I continue my Tuesday reading day, with Endgame. There follows a brief summary of Chapter 5 of the Endgame book. "What they said; Bang!" That's about the height of Mauldin and Tepper's value added in this chapter. They merely parrot Reinhart and Rogoff. In slightly more detail. We're part way through an 8 year de-leveraging process. If this started in 2008, then perhaps we're already at the stage where the real GDP begins to quicken even as the de-leveraging continues for a further five years. A key retrospectively clear signal was a housing boom accompanied by a sharp rise in debt. The distal cause is human psychology - greed and fear, as per Keynes's animal spirits. In short, irrationality, together with institutional failings (the Fed's excessive efficient markets perspective which denies the spotting and pricking of bubbles; housing sector policy changes; foreign inflows form China as the workforce came on-line post communism).

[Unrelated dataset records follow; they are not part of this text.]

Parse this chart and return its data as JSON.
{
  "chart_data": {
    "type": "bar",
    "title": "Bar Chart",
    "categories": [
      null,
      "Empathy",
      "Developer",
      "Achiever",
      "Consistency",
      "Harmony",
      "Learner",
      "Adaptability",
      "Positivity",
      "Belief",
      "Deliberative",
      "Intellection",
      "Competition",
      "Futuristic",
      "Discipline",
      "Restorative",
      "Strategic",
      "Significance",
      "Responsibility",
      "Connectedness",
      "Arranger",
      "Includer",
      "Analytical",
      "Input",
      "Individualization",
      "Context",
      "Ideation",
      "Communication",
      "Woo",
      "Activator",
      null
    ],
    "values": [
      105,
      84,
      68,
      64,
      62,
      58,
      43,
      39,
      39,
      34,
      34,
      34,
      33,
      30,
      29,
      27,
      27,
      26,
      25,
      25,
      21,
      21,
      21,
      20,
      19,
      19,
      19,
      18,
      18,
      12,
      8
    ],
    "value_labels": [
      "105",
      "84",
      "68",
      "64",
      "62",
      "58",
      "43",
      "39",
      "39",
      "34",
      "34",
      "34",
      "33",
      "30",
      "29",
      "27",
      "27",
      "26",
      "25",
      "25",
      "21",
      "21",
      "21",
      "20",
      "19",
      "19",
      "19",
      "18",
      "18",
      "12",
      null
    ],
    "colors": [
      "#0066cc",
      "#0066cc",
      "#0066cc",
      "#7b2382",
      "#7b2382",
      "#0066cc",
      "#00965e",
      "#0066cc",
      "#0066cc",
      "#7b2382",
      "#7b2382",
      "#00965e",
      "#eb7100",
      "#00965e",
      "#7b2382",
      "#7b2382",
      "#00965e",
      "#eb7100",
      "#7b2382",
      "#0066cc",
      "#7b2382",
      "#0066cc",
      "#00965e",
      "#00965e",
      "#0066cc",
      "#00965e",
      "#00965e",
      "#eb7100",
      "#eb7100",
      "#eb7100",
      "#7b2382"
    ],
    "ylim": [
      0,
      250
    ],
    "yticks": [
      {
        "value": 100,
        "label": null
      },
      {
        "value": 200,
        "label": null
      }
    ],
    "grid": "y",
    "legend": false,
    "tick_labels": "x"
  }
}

The R&R ceiling kicks in somewhere between 90-100% debt/GDP ratio, at which point the bond markets bolt in an instant, at some indeterminate, un-knowable triggering event. These debt/GDP ratios move like economic super-tankers, very slowly.
Each developing nation faces a game-theoretic timing issue on when is best to deal with their de-leveraging burden. I'd say this chapter was slight.